From smart data collection to a centralized cloud-based property management system, Roman Pedan ENG10 W10 is revolutionizing the hotel operating system. In this alumnus-to-alumnus interview, Pedan reflects on his journey as an immigrant entrepreneur and Kasa’s growth since it was featured in the Spring/Summer 2022 Watchlist.
Kent Trabing: What is Kasa?
Roman Pedan: Kasa is a hotel and apartment brand management company for the modern traveler. We operate two main types of properties: boutique hotels and multi-family buildings, managing anywhere from several floors to the full building as furnished any-length-of-stay rentals. Kasa spans 85 properties across 40 cities and has hosted upwards of a million nights. For guests, we deliver a digital, self-directed experience. Our self-check-in includes access to a virtual front desk for a customizable stay. This experience is why Kasa properties are ranked number one on TripAdvisor in Chicago and Pittsburgh as well as number two in San Francisco, Denver, and Austin. For owners, we serve as a painkiller, making them more profitable by reducing the cost of operations and increasing their revenues.
KT: How do you cut costs of operating hotels?
RP: As former institutional real estate investors at places such as Apollo, KKR, where I worked, and Goldman Sachs, our team was familiar with the hotel P&L. We went through each line of the hotel P&L to eliminate the line item (e.g., the front desk), automate much of the line item (e.g., accounting), and/or to centralize it (e.g., revenue management). This is part of why our properties generate a 60-plus percent gross operating profit margin with very low fixed costs, while average hotel properties generate GOP margins in the mid-30s.
KT: How does Kasa grow?
RP: We deliver great hospitality to our guests and strong profitability to our owner partners. Kasa-powered properties have higher review scores than properties managed by other managers. This reputational improvement boosts property revenue. When we make an owner’s property more profitable, they become more likely to expand with us and recommend us to other owners. This strategy has worked; most of our supply growth has been through word-of-mouth and same-partner expansion.
KT: How does Kasa manage cash flow in this cyclical and seasonal industry?
RP: Kasa lowers overall costs for owners and significantly lowers the proportion of property costs that are fixed. Kasa-powered properties spend a lot less when they aren’t occupied, which allows owners to maintain margin at the property during parts of the year when occupancy is lower.
KT: Do you lease your buildings?
RP: No. Kasa is a management company. Our business model is to manage properties on behalf of owners and collect a percentage of the property revenues as compensation for our work. This follows in the footsteps of large, enduring public companies like Hilton or Marriott that manage or franchise properties.
Conversely, leasing properties has had a 150-plus-year history of ending poorly. Leasing properties can be lucrative, but it creates a risk due to the mismatch between the long-term nature of the lease liabilities and the short-term receipts into the business.

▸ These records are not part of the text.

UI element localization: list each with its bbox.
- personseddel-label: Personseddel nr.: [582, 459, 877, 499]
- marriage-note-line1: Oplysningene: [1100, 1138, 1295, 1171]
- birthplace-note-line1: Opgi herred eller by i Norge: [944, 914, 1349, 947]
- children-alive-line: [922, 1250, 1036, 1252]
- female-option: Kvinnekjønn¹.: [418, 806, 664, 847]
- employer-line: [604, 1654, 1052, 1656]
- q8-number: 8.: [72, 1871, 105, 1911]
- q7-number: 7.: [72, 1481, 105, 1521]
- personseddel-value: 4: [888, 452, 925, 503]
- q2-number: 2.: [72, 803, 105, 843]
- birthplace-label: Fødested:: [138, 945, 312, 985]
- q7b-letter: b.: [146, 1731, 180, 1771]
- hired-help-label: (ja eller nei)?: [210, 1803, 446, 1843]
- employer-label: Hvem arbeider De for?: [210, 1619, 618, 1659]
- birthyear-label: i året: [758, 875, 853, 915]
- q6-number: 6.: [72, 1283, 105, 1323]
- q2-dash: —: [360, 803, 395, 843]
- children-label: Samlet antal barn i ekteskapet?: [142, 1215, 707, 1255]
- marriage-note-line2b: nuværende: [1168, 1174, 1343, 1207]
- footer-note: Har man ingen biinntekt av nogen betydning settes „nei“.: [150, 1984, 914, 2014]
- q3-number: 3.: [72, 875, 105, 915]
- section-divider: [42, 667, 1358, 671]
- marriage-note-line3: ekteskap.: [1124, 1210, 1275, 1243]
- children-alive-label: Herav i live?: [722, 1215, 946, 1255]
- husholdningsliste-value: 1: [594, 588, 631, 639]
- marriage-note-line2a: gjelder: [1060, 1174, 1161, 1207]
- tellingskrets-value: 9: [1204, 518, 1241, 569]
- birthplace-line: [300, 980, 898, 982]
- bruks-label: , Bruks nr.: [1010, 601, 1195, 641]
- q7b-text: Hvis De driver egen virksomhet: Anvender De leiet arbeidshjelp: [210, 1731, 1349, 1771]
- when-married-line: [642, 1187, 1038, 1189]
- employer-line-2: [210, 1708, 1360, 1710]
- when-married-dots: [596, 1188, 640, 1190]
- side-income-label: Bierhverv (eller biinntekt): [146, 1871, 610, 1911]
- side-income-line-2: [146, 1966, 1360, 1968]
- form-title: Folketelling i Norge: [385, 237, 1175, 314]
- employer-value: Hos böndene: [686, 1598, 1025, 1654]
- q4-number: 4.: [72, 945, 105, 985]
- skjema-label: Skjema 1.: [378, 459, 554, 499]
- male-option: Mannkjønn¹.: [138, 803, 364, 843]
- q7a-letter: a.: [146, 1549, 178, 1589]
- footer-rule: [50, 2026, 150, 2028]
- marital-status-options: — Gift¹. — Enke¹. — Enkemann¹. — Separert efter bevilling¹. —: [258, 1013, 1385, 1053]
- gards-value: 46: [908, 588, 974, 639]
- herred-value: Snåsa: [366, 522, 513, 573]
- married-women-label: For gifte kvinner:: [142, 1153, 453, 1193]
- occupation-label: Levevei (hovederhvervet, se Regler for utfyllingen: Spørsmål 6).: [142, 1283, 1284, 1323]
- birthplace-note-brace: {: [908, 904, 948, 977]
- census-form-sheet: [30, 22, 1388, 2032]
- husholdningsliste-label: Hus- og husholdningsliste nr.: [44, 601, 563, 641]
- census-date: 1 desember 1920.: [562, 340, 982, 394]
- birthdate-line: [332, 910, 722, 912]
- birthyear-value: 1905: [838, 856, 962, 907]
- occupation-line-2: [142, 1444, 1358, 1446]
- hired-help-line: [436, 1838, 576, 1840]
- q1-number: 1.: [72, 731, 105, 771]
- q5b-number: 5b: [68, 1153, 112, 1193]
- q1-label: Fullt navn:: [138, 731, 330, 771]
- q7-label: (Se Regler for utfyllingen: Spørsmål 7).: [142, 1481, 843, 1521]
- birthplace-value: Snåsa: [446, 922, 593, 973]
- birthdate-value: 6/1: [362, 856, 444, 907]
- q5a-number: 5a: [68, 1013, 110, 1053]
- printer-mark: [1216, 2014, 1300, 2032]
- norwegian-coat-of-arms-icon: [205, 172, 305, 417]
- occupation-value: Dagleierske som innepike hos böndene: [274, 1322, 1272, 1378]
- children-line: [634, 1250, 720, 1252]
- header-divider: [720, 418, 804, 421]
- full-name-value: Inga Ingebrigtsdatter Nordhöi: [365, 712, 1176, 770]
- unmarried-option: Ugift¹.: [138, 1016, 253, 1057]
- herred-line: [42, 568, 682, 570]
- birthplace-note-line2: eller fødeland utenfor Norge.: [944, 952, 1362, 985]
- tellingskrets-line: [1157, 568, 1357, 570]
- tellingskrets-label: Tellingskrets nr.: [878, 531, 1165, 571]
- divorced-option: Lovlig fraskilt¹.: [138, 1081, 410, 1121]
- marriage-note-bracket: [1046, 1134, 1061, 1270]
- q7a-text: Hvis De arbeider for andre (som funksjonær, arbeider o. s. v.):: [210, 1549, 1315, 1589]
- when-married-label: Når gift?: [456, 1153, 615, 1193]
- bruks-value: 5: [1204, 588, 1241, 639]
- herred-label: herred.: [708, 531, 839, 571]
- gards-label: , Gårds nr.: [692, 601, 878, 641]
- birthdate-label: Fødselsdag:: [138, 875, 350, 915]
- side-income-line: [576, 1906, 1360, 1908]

The management approach is also the right approach for our partners. It creates a more stable counterparty that is focused entirely on delivering great cash flow to them.
KT: You succeeded at fund-raising, as well.
RP: In total, we’ve raised $125 million. Most recently, in late 2023, we announced a $72 million Series C round, with strategically valuable investors from the technology, hospitality, and real estate/fintech sectors. We’ve fund-raised during large market dislocations. We raised our seed when the NASDAQ dropped by 30 percent in December 2018. We raised our Series B in July 2020, when it was unclear whether people would travel the same way ever again. And we raised our Series C during the recent sell-off in tech. This timing caused us to be sharper, more resilient, and prevented us from getting out over our skis on valuation. Throughout, we’ve ensured that our ongoing operations remain profitable while using capital raised to invest in innovation.
KT: How did Wharton help you?
RP: Wharton has been indispensable. I concentrated in real estate at Wharton and studied computer science at Penn Engineering. Wharton has helped in terms of strategy, capital, and people. I got connected to investors and employees through the network.
KT: What did you learn as an immigrant entrepreneur?
RP: I came to the U.S. very young, as a refugee from the Soviet Union, which controlled modern-day Ukraine. If my parents didn’t take the risk to come to the U.S. — a country where they didn’t know the language, didn’t have work or have friends — then I’d face a very different set of opportunities and probably be fighting in a war today. In many ways, their risk was the ultimate act of entrepreneurship.
Their immigration journey taught me three indispensable entrepreneurial qualities: grit, resilience, and resourcefulness. Overcoming adversity through resilience and grit is a cornerstone of doing just about anything that is worthwhile. And building an enduring company from scratch is a constant exercise in being under-resourced.
My parents worked hard and paved the way for me. I sit on their shoulders, feel a responsibility to honor their sacrifice, and hope to embody the many qualities that I learned from them.
Kent Trabing WG01 is the founder of the Wharton Club of New York Magazine and served as its editor from 2010 to 2022. He interviewed alumni in varying industries, from finance to startups to technology. His own career is in real estate, managing and selling corporate properties.